Left the theatre at ten thirty and walked back over the Parnell Place Bridge. The moon shone down through the fleeting clouds over the City Hall and reflected on the dark rippling waters of the River Lee. Watched it and gnawed a kebab. The simple pleasures of the poor.
I’d discovered from a tourist brochure earlier that the poet Edmund Spenser had been High Sheriff of Cork in the 1590’s and had written about this very spot in his extremely lengthy epic ‘The Fairie Queene’.
‘The spreading Lee, that like an island fayre, Encloseth Cork with his divided flood.’
‘The Fairie Queene’ was not only extremely long but, by general consent, extremely dull. It turned out that other large chunks of the manuscript had been lost when his castle in Co Cork had been burnt down by rebels. There has been many an Eng Litt student who has raised a grateful glass in memory of the arsonists.
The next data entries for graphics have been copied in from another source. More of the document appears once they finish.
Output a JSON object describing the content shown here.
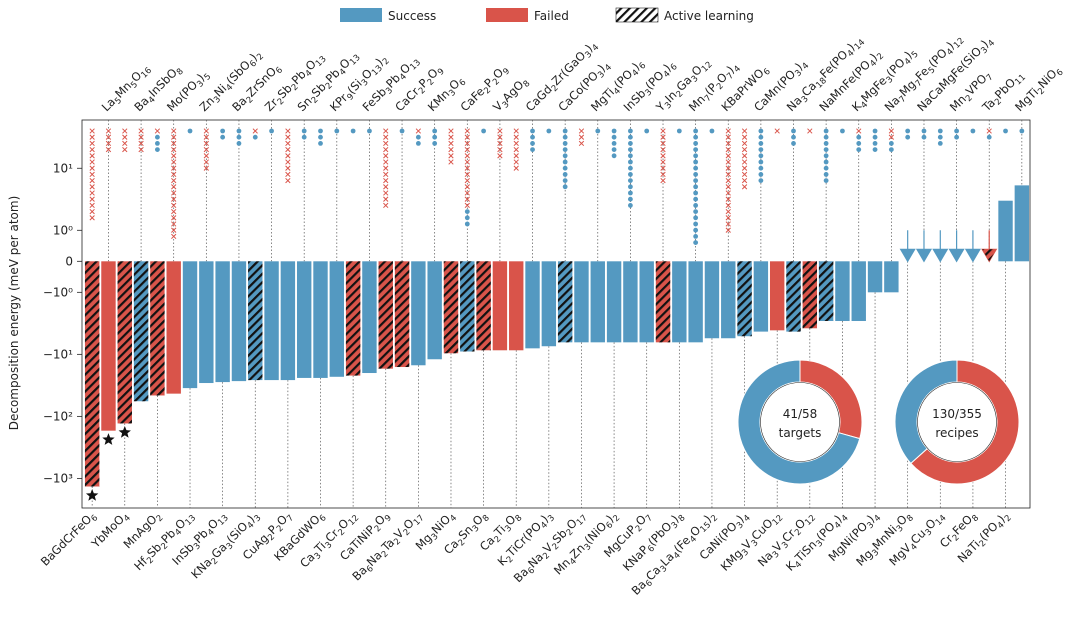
{
  "chart_data": {
    "type": "bar",
    "scale": "symlog",
    "ylabel": "Decomposition energy (meV per atom)",
    "legend": [
      {
        "name": "Success",
        "color": "#5499c1"
      },
      {
        "name": "Failed",
        "color": "#d9544a"
      },
      {
        "name": "Active learning"
      }
    ],
    "categories": [
      "BaGdCrFeO6",
      "La5Mn5O16",
      "YbMoO4",
      "Ba4InSbO8",
      "MnAgO2",
      "Mo(PO3)5",
      "Hf2Sb2Pb4O13",
      "Zn3Ni4(SbO6)2",
      "InSb3Pb4O13",
      "Ba2ZrSnO6",
      "KNa2Ga3(SiO4)3",
      "Zr2Sb2Pb4O13",
      "CuAg2P2O7",
      "Sn2Sb2Pb4O13",
      "KBaGdWO6",
      "KPr9(Si3O13)2",
      "Ca3Ti3Cr2O12",
      "FeSb3Pb4O13",
      "CaTiNiP2O9",
      "CaCr2P2O9",
      "Ba6Na2Ta2V2O17",
      "KMn3O6",
      "Mg3NiO4",
      "CaFe2P2O9",
      "Ca2Sn3O8",
      "V3AgO8",
      "Ca2Ti3O8",
      "CaGd2Zr(GaO3)4",
      "K2TiCr(PO4)3",
      "CaCo(PO3)4",
      "Ba6Na2V2Sb2O17",
      "MgTi4(PO4)6",
      "Mn4Zn3(NiO6)2",
      "InSb3(PO4)6",
      "MgCuP2O7",
      "Y3In2Ga3O12",
      "KNaP6(PbO3)8",
      "Mn7(P2O7)4",
      "Ba6Ca3La4(Fe4O15)2",
      "KBaPrWO6",
      "CaNi(PO3)4",
      "CaMn(PO3)4",
      "KMg3V3CuO12",
      "Na3Ca18Fe(PO4)14",
      "Na3V3Cr2O12",
      "NaMnFe(PO4)2",
      "K4TiSn3(PO4)4",
      "K4MgFe3(PO4)5",
      "MgNi(PO3)4",
      "Na7Mg7Fe5(PO4)12",
      "Mg3MnNi3O8",
      "NaCaMgFe(SiO3)4",
      "MgV4Cu3O14",
      "Mn2VPO7",
      "Cr2FeO8",
      "Ta2PbO11",
      "NaTi2(PO4)2",
      "MgTi2NiO6"
    ],
    "values": [
      -1350,
      -170,
      -130,
      -57,
      -46,
      -43,
      -35,
      -29,
      -28,
      -27,
      -26,
      -26,
      -26,
      -24,
      -24,
      -23,
      -22,
      -20,
      -17,
      -16,
      -15,
      -12,
      -9.6,
      -9,
      -8.6,
      -8.6,
      -8.6,
      -8,
      -7.4,
      -6.4,
      -6.4,
      -6.4,
      -6.4,
      -6.4,
      -6.4,
      -6.4,
      -6.4,
      -6.4,
      -5.5,
      -5.5,
      -5.1,
      -4.3,
      -4.1,
      -4.3,
      -3.8,
      -2.9,
      -2.9,
      -2.9,
      -1,
      -1,
      0,
      0,
      0,
      0,
      0,
      0,
      3,
      5.3
    ],
    "outcome": [
      1,
      1,
      1,
      0,
      1,
      1,
      0,
      0,
      0,
      0,
      0,
      0,
      0,
      0,
      0,
      0,
      1,
      0,
      1,
      1,
      0,
      0,
      1,
      0,
      1,
      1,
      1,
      0,
      0,
      0,
      0,
      0,
      0,
      0,
      0,
      1,
      0,
      0,
      0,
      0,
      0,
      0,
      1,
      0,
      1,
      0,
      0,
      0,
      0,
      0,
      0,
      0,
      0,
      0,
      0,
      1,
      0,
      0
    ],
    "active_learning": [
      true,
      false,
      true,
      true,
      true,
      false,
      false,
      false,
      false,
      false,
      true,
      false,
      false,
      false,
      false,
      false,
      true,
      false,
      true,
      true,
      false,
      false,
      true,
      true,
      true,
      false,
      false,
      false,
      false,
      true,
      false,
      false,
      false,
      false,
      false,
      true,
      false,
      false,
      false,
      false,
      true,
      false,
      false,
      true,
      true,
      true,
      false,
      false,
      false,
      false,
      false,
      false,
      false,
      false,
      false,
      true,
      false,
      false
    ],
    "starred": [
      0,
      1,
      2
    ],
    "failed_attempts": [
      15,
      4,
      4,
      4,
      1,
      18,
      0,
      7,
      0,
      0,
      1,
      0,
      9,
      0,
      0,
      0,
      0,
      0,
      13,
      0,
      1,
      0,
      6,
      13,
      0,
      5,
      7,
      0,
      0,
      0,
      3,
      0,
      0,
      0,
      0,
      9,
      0,
      0,
      0,
      17,
      10,
      0,
      1,
      0,
      1,
      0,
      0,
      1,
      0,
      2,
      0,
      0,
      0,
      0,
      0,
      1,
      0,
      0
    ],
    "success_attempts": [
      0,
      0,
      0,
      0,
      3,
      0,
      1,
      0,
      2,
      3,
      1,
      1,
      0,
      2,
      3,
      1,
      1,
      1,
      0,
      1,
      2,
      3,
      0,
      3,
      1,
      0,
      0,
      4,
      1,
      10,
      0,
      1,
      5,
      13,
      1,
      0,
      1,
      19,
      1,
      0,
      0,
      9,
      0,
      3,
      0,
      9,
      1,
      3,
      4,
      2,
      2,
      2,
      3,
      2,
      1,
      1,
      1,
      1
    ],
    "ylim": [
      -3000,
      60
    ],
    "yticks": [
      {
        "value": 10,
        "label": "10¹"
      },
      {
        "value": 1,
        "label": "10⁰"
      },
      0,
      {
        "value": -1,
        "label": "−10⁰"
      },
      {
        "value": -10,
        "label": "−10¹"
      },
      {
        "value": -100,
        "label": "−10²"
      },
      {
        "value": -1000,
        "label": "−10³"
      }
    ],
    "pies": [
      {
        "label": "41/58",
        "caption": "targets",
        "values": [
          41,
          17
        ]
      },
      {
        "label": "130/355",
        "caption": "recipes",
        "values": [
          130,
          225
        ]
      }
    ]
  }
}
Back at Kellys, the common room and kitchen were empty. It was not until I went into the backyard that I found the rest of the clientele. They were all outside smoking with Andrea. It was a strange anomaly about hostel life. Despite the fact that the vast majority of hostels banned smoking, apparently about ninety per cent of wardens and hostellers smoked. The result was that, while the hostels themselves stayed deserted, the porches, patios and, in this case, backyards were crammed solid with puffing residents.
Andrea introduced me to the shadowy figures while the conversation drifted around the topic of ‘hostels we have known’. One of the guests was a Dutchman, presently working in Cork, but who previously had been the sub-warden of a hostel near Galway. He described how he had lost the job.
“One night, a drunken guest came back to his room and burnt some rubbish on a fire. It set off all the alarm bells. One woman was so frightened that she ran out into the night and never returned. The problem was that I had lost the key which turned off the alarm. I had to run round all the rooms and smash each alarm individually with a broom. The authorities were not happy.”
About one thirty, I excused myself from the company and went upstairs to the Yeats room. As I settled under the blankets, the door opened and a stunningly lovely girl walked in. It hadn’t crossed my mind that Kellys had unisex dormitories. She gave me a wide smile, then calmly stripped off and climbed into the bunk above mine. Then the other occupants arrived and the lights were dowsed.
Fell asleep wondering whether she worked in the local butchers?